Evolution's indifference is sometimes indistinguishable from cruelty. Presumably we're all descendants of the human and pre-human babies that freaked out at the flimsiest sign of abandonment. Presuming further, the ones who didn't may have had better outcomes for themselves and their parents 99.9% of the time, until e.g. they got lost in the tall Savannah grass just one time, and because of that never got to grow up and have children of their own.

Even if it only happened to, say, 20% of the quiet babies, it's enough to surpass the costs of paranoia.


I assume it is more of the "if the parent leaves me, I am going to die" reflex that is ingrained in babies, so the danger is great enough to warrant panic, even though it is improbable. Plus, very young kids don't have object permanence.

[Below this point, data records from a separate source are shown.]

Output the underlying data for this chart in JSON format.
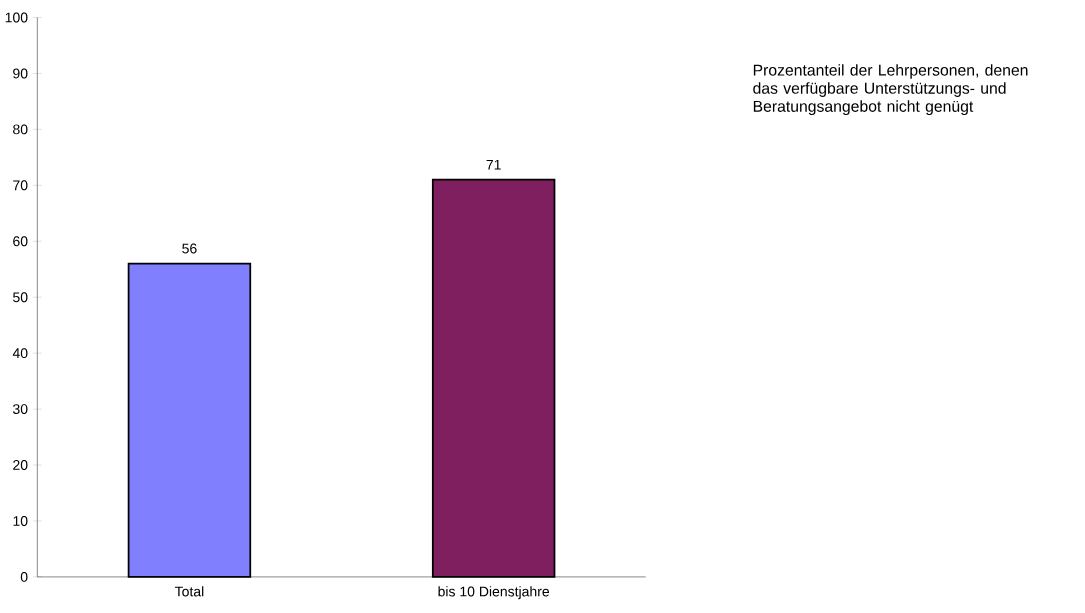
{
  "chart_data": {
    "type": "bar",
    "title": "Prozentanteil der Lehrpersonen, denen das verfügbare Unterstützungs- und Beratungsangebot nicht genügt",
    "categories": [
      "Total",
      "bis 10 Dienstjahre"
    ],
    "values": [
      56,
      71
    ],
    "colors": [
      "#8080ff",
      "#7f1f5f"
    ],
    "ylim": [
      0,
      100
    ],
    "yticks": [
      0,
      10,
      20,
      30,
      40,
      50,
      60,
      70,
      80,
      90,
      100
    ],
    "data_labels": true,
    "grid": false
  }
}
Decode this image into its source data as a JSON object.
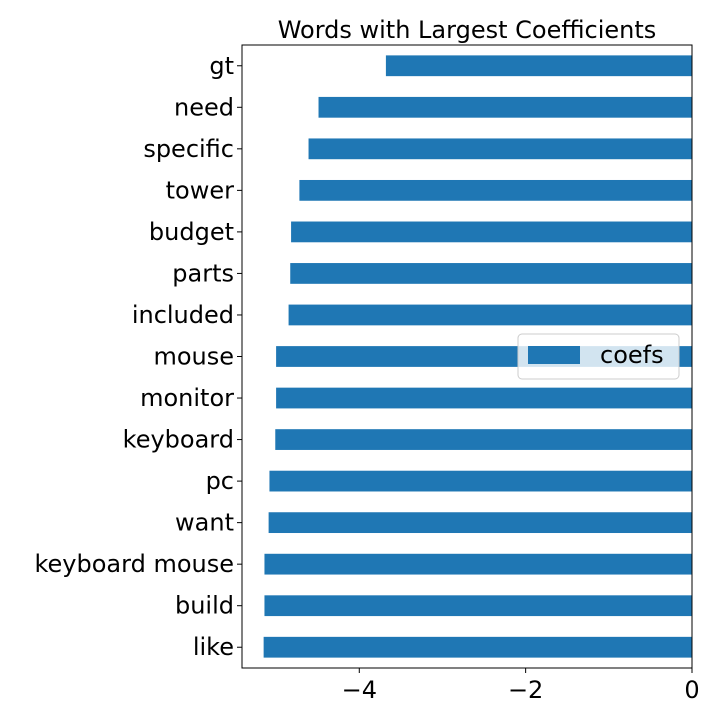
{
  "chart_data": {
    "type": "bar",
    "orientation": "horizontal",
    "title": "Words with Largest Coefficients",
    "xlabel": "",
    "ylabel": "",
    "categories": [
      "gt",
      "need",
      "specific",
      "tower",
      "budget",
      "parts",
      "included",
      "mouse",
      "monitor",
      "keyboard",
      "pc",
      "want",
      "keyboard mouse",
      "build",
      "like"
    ],
    "series": [
      {
        "name": "coefs",
        "values": [
          -3.68,
          -4.49,
          -4.61,
          -4.72,
          -4.82,
          -4.83,
          -4.85,
          -5.0,
          -5.0,
          -5.01,
          -5.08,
          -5.09,
          -5.14,
          -5.14,
          -5.15
        ]
      }
    ],
    "xlim": [
      -5.41,
      0
    ],
    "xticks": [
      -4,
      -2,
      0
    ],
    "xtick_labels": [
      "−4",
      "−2",
      "0"
    ],
    "color": "#1f77b4",
    "grid": false,
    "legend_position": "center-right"
  }
}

I heard of a parent telling a young kid that beyond the turn on the road there is a Foobarator, and kid dutifully keeps within safe distance without knowing what's a Foobarator nor what threat it poses.

I remember at age 7 being afraid of tigers and dinosaurs at night, sometimes I watched tall coconut trees. I also asked my mum if she will abandon me for a mistake.


Infants especially sleep BETTER when there is noise and people around. For an adult noise means something is possibly coming to harm you and your family at night so it awakens you. For an infant, lack of noise means abandonment and the response is to cry as infants are helpless without their parents


Oh interesting, so having ambient noise helps babies sleep?


I had an extremely fussy colicky infant. I never thought that noises would help him sleep. But I noticed he would sleep if I was holding him and talking to someone. One day he was overtired and screaming because he could not sleep, and I turned on the vacuum. He went straight to sleep. It got me thinking about why that would be. Almost all adults would not welcome a vacuum on to fall alseep. We got a white noise generator after and it helped him out.


Like managing a team of diverse thinkers: "Do what works for you(r team)!"


I've read somewhere that white noise is similar to what they hear while they are inside their Mom, so this puts them into a familiar environment, which makes them calm.


They make stuffed animals that play white noise or even human heart sounds. Not sure whether there is scientific data on this, but a lot of parents use them.


I suspect that there were evolutionary pressures at play here.